Maidar might have taken the time to confirm our story, but he’s in no fit state to keep training me. With our sudden unpopularity added into that mix, it seems we really have no reason to stay. It’s more uncomfortable than I expected, having Lisinder’s opinion of us lowered. His frustrated gaze carries an unpleasant weight as he stands before us.

“I suggest you leave now, this evening. The factions against you won’t waste time trying to challenge you again, and I’d rather avoid having to officially pardon you. Kin or not, it won’t sit well with them,” he says grimly.

I glance at Ruskin, wondering what’s going through his mind. A few nights ago he was starting to feel at home with this man and his family, but now his uncle is asking us to leave like thieves in the night. If I were Ruskin, I might feel angry or even ashamed, but there’s no telling what is going through his mind. He has his mask on, his stoic face giving nothing away as Lisinder waits for an answer.
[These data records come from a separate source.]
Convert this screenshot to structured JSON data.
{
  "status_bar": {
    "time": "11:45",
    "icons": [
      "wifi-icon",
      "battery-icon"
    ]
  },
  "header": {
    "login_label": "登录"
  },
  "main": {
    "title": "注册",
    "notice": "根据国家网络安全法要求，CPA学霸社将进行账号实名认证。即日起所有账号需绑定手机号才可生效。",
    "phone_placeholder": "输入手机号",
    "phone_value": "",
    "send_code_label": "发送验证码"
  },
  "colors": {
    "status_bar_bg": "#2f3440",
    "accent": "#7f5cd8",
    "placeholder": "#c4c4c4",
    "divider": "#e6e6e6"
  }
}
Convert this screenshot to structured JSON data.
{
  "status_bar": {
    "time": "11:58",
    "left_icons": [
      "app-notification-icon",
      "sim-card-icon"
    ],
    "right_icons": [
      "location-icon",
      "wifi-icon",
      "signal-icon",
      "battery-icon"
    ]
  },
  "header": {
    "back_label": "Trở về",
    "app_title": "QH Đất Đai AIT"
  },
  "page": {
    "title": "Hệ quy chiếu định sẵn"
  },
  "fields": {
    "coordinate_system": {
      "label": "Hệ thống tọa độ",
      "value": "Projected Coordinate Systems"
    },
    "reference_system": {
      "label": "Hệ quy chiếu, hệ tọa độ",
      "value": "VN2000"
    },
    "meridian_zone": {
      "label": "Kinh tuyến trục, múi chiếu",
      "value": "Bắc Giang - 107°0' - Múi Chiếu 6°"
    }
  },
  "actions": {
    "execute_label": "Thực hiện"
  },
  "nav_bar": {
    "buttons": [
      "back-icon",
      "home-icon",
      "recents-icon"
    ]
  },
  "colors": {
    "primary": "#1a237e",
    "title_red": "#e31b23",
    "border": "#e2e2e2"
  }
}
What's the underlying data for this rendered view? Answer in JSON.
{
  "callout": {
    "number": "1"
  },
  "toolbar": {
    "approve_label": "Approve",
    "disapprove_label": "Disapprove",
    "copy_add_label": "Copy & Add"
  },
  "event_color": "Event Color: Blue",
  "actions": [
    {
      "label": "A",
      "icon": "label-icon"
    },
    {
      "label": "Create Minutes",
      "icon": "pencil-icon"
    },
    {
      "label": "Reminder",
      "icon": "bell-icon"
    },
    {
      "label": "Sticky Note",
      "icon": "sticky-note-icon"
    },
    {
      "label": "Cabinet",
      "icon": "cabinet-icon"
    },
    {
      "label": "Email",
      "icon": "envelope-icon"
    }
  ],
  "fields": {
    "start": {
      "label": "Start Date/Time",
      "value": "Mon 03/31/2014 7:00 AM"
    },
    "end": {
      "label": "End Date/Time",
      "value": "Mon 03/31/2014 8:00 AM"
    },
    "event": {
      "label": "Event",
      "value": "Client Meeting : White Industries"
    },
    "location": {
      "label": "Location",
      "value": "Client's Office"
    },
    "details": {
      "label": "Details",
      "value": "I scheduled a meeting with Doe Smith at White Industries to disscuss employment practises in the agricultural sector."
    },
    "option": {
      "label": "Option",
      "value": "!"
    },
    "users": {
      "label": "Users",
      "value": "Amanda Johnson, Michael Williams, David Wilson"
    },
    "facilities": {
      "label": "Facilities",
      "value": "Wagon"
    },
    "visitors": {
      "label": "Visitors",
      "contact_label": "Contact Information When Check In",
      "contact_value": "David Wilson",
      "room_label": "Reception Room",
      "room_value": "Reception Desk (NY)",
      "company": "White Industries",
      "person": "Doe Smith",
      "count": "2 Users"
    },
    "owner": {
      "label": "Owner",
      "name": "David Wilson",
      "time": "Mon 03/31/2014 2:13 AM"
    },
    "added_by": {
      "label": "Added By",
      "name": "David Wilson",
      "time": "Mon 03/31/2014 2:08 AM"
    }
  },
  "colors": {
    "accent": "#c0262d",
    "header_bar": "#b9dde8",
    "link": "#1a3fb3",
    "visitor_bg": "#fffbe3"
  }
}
“We will leave tonight, Uncle, as you wish.”

“It’s for the best,” the king adds, though it has a hollow ring to it.

As we step out of his chambers, I feel a stab of anger at the injustice of it all.

“You don’t think it’s worth staying, to try to clear your name?” I ask.

“Why?” says Ruskin, his voice flat as he turns away from me. “These aren’t my people, and I have nothing to prove to them.”

It hurts to hear him say it, because even if it’s not technically a lie, I know it’s not how he truly feels. Nevertheless, when I think of the ferocity of the attack, how Ruskin was so unhinged and bloodthirsty, I wonder if this is the best place for him anyway. Perhaps I was wrong about him needing to find balance. Perhaps all we were meant to get out of this trip was a stronger version of my magic. All I know is that when we leave the Unseelie Court, I can’t help but think we leave unfinished business too.